Throughout my life, a bevy of Bible stories have greatly shaped my thinking. Mine is a story-driven faith.
One of those stories is the one in which Jesus and his disciples find themselves in the grip of a raging Galilean storm.
Only once have I been to Galilee, and on that occasion I witnessed the suddenness and the ferocity of the storms in that area. I watched the clouds gather and explode over the bowl-shaped lake. I recalled the many times my Sunday school teachers had spoken of storms over that sea and, with the help of paper figures stuck to a flannel graph board, described the fear of the disciples and the calmness of Jesus.
Years later I would compare that story to John Wesley's experience aboard a ship in the North Atlanta when he observed a group of Moravian missionaries worship on the deck of a similarly storm-tossed boat.
In the days of Sunday school, we children would often dramatize the storm story. Because I was the preacher's kid, I was always cast as the sleeping Jesus in the back of the chair/boat. While the "disciples" lost their calm in the face of the rising waves, it was my responsibility to dramatically rise and shout out, "Peace! Be still."
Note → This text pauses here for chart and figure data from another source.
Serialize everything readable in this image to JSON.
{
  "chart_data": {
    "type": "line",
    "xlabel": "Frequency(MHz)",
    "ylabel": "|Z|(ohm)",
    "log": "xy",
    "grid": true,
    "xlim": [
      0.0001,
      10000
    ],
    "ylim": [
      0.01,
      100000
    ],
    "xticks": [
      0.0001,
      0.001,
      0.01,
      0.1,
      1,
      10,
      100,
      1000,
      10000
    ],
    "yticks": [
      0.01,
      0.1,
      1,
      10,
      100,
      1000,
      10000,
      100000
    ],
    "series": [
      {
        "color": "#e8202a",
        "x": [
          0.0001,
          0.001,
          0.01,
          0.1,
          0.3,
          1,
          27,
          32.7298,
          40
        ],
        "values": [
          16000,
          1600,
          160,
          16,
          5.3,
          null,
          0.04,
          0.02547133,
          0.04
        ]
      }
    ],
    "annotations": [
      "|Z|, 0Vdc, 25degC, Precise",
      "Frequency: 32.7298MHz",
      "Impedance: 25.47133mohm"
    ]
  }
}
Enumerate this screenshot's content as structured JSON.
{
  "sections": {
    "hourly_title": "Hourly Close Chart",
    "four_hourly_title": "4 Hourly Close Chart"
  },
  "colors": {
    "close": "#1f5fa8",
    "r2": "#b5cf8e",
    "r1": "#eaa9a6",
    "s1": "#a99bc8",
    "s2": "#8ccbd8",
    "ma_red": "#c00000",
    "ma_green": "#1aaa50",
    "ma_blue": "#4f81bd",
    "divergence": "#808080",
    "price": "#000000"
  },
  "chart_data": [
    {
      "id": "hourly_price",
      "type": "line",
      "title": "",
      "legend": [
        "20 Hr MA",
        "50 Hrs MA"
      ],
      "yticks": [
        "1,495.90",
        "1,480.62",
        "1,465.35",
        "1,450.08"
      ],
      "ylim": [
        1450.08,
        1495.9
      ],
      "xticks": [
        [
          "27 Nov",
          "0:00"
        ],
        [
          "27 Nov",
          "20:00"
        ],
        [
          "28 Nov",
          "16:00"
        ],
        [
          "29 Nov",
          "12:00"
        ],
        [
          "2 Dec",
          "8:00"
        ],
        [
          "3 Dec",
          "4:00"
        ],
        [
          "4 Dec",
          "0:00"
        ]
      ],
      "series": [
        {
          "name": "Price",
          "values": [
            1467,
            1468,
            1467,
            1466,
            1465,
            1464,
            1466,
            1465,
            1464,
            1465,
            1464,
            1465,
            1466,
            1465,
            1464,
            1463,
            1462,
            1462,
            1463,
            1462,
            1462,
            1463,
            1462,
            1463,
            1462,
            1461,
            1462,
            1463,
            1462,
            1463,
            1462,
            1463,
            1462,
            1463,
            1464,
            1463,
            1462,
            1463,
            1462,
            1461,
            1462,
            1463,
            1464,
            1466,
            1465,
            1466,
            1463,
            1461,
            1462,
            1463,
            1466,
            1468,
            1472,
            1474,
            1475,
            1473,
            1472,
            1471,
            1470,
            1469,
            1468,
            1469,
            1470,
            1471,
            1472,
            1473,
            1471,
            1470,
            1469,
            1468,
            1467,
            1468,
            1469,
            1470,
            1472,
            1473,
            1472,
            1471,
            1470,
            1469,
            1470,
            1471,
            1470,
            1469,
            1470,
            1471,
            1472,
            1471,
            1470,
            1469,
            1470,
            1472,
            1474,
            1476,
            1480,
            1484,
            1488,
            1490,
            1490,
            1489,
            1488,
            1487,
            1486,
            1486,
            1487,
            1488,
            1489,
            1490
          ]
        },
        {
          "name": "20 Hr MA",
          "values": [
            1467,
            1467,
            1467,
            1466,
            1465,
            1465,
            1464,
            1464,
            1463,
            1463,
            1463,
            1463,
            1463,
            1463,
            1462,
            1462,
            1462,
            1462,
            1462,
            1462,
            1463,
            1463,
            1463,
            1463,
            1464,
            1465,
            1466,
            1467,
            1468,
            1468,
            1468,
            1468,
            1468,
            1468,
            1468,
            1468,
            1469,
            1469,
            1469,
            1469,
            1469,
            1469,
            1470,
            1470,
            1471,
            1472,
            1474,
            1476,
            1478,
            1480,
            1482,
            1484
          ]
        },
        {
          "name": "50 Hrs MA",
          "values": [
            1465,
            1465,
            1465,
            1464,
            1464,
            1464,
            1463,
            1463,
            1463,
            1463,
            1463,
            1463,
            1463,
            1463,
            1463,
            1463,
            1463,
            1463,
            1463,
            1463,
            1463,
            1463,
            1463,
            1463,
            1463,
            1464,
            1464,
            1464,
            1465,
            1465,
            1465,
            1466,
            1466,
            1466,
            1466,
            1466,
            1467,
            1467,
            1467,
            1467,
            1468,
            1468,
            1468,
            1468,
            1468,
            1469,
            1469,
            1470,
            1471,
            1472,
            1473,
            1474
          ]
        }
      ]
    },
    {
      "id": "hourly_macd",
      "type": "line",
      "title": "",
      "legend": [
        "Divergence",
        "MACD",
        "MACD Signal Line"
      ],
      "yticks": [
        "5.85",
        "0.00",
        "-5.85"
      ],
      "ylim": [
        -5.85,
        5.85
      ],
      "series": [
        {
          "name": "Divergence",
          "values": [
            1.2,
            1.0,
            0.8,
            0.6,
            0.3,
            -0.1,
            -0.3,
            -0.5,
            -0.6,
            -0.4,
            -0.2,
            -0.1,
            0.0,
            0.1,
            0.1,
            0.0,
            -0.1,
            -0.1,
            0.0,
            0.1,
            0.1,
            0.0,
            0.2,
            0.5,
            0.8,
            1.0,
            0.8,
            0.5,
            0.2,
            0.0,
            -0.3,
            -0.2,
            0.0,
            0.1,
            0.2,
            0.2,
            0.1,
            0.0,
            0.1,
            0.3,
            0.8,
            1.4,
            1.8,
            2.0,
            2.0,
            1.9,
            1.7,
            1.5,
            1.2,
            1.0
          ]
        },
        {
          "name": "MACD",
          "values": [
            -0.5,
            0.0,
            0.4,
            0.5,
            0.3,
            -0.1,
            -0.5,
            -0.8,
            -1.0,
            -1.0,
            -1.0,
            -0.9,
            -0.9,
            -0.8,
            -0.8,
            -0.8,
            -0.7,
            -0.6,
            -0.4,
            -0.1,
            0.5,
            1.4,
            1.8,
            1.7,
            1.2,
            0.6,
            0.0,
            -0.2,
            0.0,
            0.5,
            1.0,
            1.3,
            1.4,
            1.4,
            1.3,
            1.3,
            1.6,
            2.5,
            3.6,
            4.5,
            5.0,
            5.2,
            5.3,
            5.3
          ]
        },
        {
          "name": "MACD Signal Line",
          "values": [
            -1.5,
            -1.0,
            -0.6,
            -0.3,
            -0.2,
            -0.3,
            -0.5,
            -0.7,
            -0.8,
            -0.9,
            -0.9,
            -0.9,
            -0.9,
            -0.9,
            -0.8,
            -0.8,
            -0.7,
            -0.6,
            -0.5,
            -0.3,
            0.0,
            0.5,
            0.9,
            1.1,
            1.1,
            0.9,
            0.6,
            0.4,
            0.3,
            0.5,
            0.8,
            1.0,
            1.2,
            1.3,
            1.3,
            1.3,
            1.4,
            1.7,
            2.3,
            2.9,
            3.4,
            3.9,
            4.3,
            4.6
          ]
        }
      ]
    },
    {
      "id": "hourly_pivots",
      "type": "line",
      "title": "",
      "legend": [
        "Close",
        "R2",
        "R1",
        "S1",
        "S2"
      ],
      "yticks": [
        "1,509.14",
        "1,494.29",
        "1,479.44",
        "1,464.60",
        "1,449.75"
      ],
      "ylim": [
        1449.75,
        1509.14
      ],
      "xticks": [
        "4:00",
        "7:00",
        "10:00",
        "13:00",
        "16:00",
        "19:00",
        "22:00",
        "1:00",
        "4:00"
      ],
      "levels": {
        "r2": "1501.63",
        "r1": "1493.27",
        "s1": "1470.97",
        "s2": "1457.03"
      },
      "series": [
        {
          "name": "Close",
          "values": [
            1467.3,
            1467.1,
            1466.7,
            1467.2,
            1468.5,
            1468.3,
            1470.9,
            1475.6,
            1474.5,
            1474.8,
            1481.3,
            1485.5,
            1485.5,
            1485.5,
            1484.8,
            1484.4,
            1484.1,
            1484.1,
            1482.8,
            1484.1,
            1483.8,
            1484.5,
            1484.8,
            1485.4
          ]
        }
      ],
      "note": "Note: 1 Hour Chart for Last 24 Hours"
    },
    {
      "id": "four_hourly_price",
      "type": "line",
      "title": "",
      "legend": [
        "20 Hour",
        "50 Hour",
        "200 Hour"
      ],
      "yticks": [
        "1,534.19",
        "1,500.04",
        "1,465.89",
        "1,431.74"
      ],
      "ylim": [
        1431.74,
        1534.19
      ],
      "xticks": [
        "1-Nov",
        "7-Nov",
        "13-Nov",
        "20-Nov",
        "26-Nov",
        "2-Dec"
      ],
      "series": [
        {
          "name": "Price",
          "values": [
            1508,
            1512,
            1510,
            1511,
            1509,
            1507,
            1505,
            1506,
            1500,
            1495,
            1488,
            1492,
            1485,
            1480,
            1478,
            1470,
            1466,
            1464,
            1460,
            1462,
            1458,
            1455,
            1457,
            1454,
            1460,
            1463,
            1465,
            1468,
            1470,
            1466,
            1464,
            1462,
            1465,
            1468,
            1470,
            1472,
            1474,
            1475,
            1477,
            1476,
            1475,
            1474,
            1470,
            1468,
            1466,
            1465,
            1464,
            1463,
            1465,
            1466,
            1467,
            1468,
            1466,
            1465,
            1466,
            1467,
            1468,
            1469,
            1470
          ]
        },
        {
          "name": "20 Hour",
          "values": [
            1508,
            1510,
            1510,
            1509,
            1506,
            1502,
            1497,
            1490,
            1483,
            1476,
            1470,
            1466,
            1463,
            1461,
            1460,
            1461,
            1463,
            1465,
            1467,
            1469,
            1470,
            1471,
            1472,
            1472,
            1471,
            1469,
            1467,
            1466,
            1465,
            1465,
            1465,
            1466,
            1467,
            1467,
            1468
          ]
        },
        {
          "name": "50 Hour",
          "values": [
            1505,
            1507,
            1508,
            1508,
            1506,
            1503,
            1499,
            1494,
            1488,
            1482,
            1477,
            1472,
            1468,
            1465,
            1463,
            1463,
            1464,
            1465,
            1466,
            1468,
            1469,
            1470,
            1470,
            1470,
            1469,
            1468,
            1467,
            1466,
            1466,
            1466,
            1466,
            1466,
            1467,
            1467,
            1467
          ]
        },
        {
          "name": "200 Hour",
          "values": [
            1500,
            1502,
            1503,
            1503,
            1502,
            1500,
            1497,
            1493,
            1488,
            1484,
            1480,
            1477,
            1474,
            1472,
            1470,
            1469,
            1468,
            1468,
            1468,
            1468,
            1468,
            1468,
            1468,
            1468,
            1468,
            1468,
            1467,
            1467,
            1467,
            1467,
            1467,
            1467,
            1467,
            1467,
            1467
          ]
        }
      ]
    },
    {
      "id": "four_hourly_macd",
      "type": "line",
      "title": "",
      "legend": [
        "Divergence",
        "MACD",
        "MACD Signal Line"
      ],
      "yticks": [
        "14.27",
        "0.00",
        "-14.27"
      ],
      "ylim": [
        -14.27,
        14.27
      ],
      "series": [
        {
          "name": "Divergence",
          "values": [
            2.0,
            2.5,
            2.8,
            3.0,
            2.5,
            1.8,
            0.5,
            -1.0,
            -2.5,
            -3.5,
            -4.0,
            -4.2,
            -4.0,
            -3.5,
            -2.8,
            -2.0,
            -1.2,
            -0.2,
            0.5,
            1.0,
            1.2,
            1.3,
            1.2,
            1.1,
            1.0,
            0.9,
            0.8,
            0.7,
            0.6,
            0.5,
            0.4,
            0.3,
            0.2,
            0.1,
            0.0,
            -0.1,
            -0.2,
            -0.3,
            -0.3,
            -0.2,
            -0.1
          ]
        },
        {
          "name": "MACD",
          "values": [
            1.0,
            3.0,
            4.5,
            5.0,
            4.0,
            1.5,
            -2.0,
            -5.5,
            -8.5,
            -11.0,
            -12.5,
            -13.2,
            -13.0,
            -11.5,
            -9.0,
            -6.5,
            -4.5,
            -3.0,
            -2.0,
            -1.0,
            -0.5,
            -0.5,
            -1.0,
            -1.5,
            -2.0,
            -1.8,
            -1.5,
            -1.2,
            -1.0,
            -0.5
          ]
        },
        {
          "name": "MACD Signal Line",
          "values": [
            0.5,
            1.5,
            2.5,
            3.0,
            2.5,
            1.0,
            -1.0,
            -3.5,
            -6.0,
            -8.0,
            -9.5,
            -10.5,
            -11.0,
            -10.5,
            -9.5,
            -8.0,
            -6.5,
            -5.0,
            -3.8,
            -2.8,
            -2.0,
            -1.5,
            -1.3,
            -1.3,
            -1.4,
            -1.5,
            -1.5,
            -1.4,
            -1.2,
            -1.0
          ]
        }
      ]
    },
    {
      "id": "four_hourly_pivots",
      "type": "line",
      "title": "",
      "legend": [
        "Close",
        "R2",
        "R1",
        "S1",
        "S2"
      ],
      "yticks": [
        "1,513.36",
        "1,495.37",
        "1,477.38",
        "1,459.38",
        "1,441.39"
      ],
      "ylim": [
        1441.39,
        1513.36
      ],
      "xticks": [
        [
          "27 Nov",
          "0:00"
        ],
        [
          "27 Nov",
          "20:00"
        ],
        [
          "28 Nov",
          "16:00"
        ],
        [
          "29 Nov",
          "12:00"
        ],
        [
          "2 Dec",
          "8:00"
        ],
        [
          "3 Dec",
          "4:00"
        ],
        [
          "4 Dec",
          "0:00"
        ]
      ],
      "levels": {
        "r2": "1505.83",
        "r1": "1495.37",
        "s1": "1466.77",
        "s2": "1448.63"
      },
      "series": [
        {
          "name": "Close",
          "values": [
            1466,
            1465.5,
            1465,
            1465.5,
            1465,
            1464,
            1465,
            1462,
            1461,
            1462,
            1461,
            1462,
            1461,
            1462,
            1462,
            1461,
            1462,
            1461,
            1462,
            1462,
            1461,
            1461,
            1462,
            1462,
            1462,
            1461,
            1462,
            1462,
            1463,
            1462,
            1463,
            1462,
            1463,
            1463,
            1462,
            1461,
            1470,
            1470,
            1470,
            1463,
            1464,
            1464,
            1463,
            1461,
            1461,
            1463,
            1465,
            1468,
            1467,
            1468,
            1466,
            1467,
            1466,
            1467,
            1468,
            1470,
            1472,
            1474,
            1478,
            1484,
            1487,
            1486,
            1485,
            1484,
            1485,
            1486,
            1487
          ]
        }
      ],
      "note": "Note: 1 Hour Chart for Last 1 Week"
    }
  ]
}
Years later I came to see another aspect to the storm story that I do not recall the teacher ever highlighted. It was the moment after the storm had ended, the moment where I now imagine Jesus whirling around to the terrified disciples—with the air of a disappointed teacher—saying, "Where in the world is your faith?"
In this context, the question really meant, "What have you learned about yourselves in the last few minutes? Has anything I've taught you taken root in your hearts?" There must have followed an intensive seminar on the inevitability of stormy, even life-threatening, moments in life and the appropriate conduct of leaders on such occasions.